The Capacity-building on Crisis Management and Assistance to Migrant Nationals (C-MAN) launched by the International Organization for Migration (IOM) in 2014 provided support the Government of the Philippines in equipping frontline public servants with the skills to protect migrant workers caught up in crises abroad; through mandatory training on crisis management, publication of an enhanced national operations manual, and creation of online training tools. These are specifically directed to foreign service officers, consular staff, labour attaches and welfare officers.

Related Links: https://www.iom.int/news/iom-help-philippines-government-protect-migrants-trouble-overseas

Guidelines/Thematic Areas

Capacity building

GUIDELINE 8: Build capacity and learn lessons for emergency response and post-crisis action

Limited resources, funding, and technical skills can all affect the robustness of emergency and post-crisis responses. Understanding and assessing these limitations is a critical first step towards overcoming them. Stakeholders’ investment in their own capacity to improve emergency response and post-crisis recovery for migrants is critical.

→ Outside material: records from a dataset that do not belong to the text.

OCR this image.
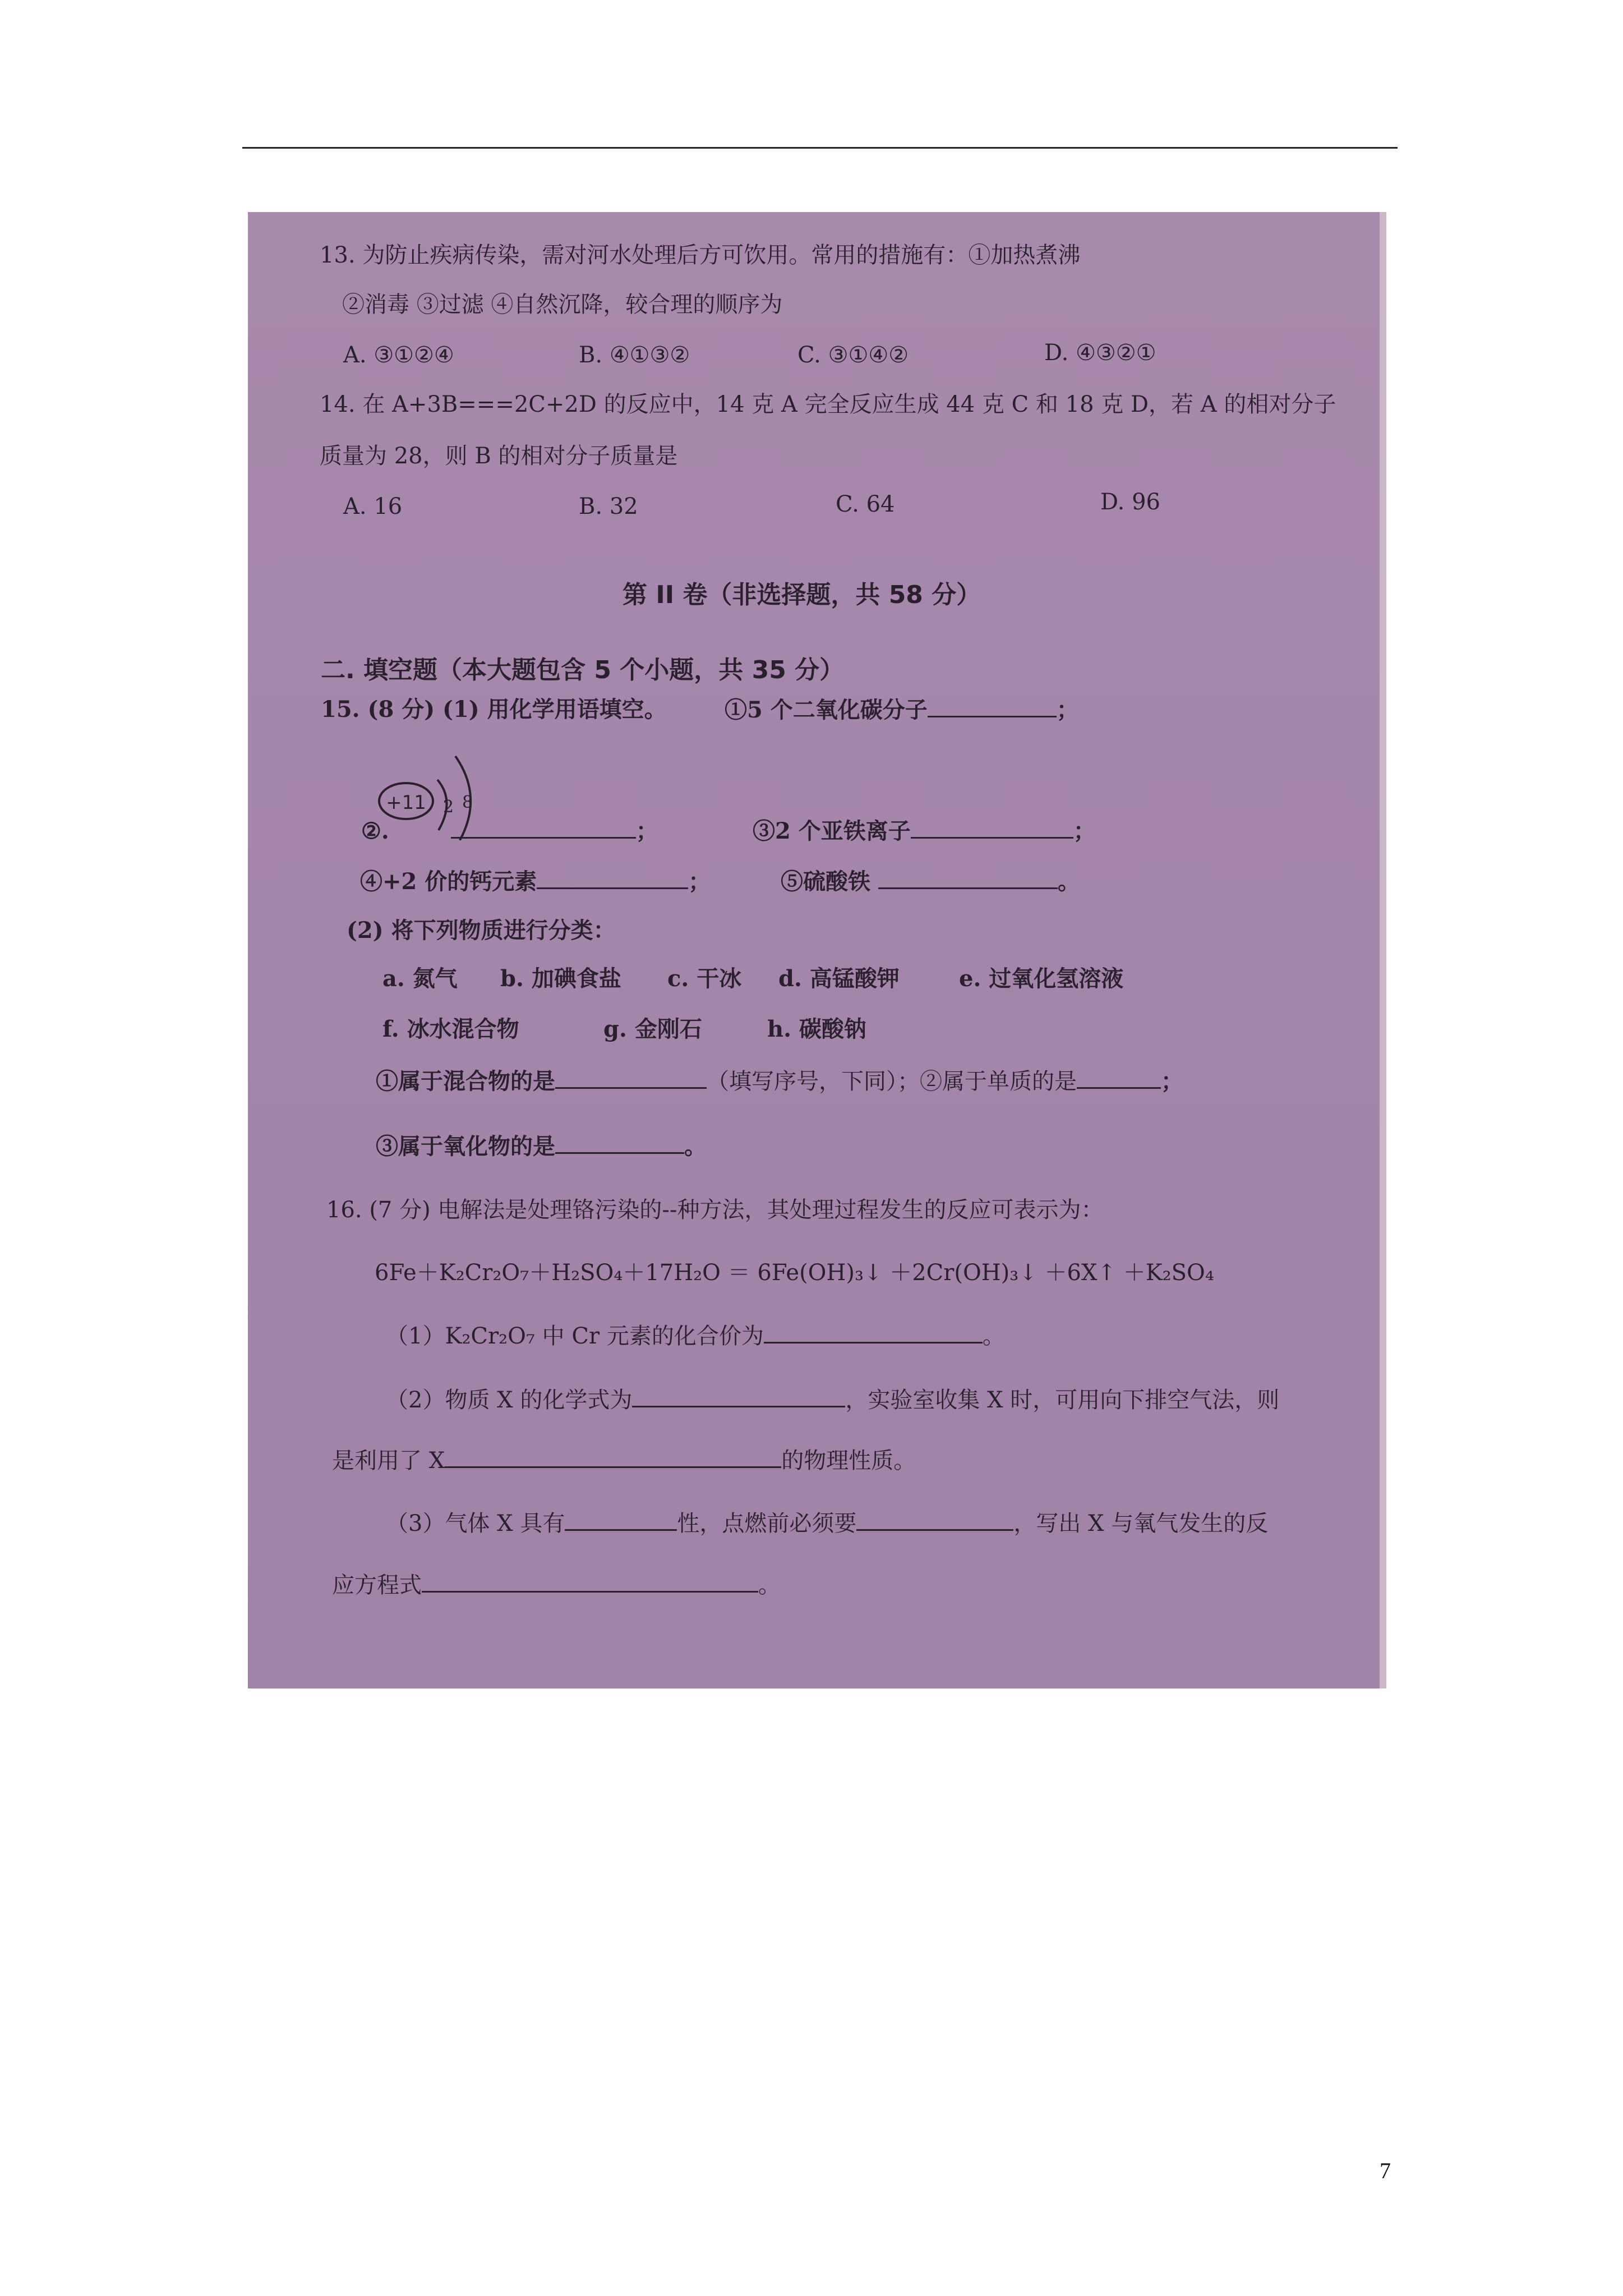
13. 为防止疾病传染，需对河水处理后方可饮用。常用的措施有：①加热煮沸
②消毒 ③过滤 ④自然沉降，较合理的顺序为
A. ③①②④	B. ④①③②	C. ③①④②	D. ④③②①
14. 在 A+3B===2C+2D 的反应中，14 克 A 完全反应生成 44 克 C 和 18 克 D，若 A 的相对分子
质量为 28，则 B 的相对分子质量是
A. 16	B. 32	C. 64	D. 96
第 II 卷（非选择题，共 58 分）
二. 填空题（本大题包含 5 个小题，共 35 分）
15. (8 分) (1) 用化学用语填空。	①5 个二氧化碳分子	；
+11 2 8
②.	；	③2 个亚铁离子	；
④+2 价的钙元素	；	⑤硫酸铁	。
(2) 将下列物质进行分类：
a. 氮气 b. 加碘食盐 c. 干冰 d. 高锰酸钾	e. 过氧化氢溶液
f. 冰水混合物	g. 金刚石	h. 碳酸钠
①属于混合物的是	（填写序号，下同）；②属于单质的是	；
③属于氧化物的是	。
16. (7 分) 电解法是处理铬污染的--种方法，其处理过程发生的反应可表示为：
6Fe＋K₂Cr₂O₇＋H₂SO₄＋17H₂O ＝ 6Fe(OH)₃↓ ＋2Cr(OH)₃↓ ＋6X↑ ＋K₂SO₄
（1）K₂Cr₂O₇ 中 Cr 元素的化合价为	。
（2）物质 X 的化学式为	，实验室收集 X 时，可用向下排空气法，则
是利用了 X	的物理性质。
（3）气体 X 具有	性，点燃前必须要	，写出 X 与氧气发生的反
应方程式	。
7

Capacity building may relate to such varied areas as consular services, training for responders, resource allocation, funding mechanisms, insurance schemes, relief goods and services, border and migration management, and relocation and evacuation. Many of these areas are relevant for both the emergency and post-crisis phases. Stakeholders should also consider addressing potential reintegration challenges for migrants, their families, and communities, facilitating re-employment, income generation, and safe remigration, and supporting migrants to access outstanding wages, assets, and property left in host States.

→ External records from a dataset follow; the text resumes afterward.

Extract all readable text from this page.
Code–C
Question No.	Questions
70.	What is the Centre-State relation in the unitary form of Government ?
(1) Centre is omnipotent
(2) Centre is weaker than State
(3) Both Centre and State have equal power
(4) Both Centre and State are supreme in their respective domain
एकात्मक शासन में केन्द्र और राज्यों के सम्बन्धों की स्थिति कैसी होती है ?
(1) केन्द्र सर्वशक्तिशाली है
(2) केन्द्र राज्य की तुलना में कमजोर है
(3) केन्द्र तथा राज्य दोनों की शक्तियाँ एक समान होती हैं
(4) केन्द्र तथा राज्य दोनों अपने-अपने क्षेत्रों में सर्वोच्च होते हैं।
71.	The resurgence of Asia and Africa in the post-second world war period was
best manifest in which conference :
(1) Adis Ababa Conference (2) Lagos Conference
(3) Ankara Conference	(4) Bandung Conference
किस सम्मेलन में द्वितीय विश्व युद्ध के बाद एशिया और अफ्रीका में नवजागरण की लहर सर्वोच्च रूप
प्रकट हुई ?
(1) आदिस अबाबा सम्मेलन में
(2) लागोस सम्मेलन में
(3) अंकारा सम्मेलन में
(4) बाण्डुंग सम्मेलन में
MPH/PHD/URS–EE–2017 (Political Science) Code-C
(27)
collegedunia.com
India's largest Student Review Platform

States, private sector actors, international organizations, and civil society should assist one another to build and improve their capacity to respond. Undertaking advocacy, monitoring and evaluations, raising awareness, conducting training, sharing information, building research and knowledge, and supporting and learning from each other all help to improve collective efforts to protect migrants.

Sample Practices

  • Training and capacity building of stakeholders, such as on effective ways to access migrants and identify vulnerability and needs.
  • Dedicated funding to protect migrants, including budget lines, loans, and funding platforms.
  • Referral mechanisms that map rosters of experts who can address the diverse needs of different migrants.
  • Peer-to-peer exchanges for capacity building and learning on tackling challenges associated with protecting migrants.
  • Training for consular officials, such as on collecting information on citizens and crisis management, including evacuation.
  • Monitoring and evaluation of crisis responses that includes analysis of responses towards migrants.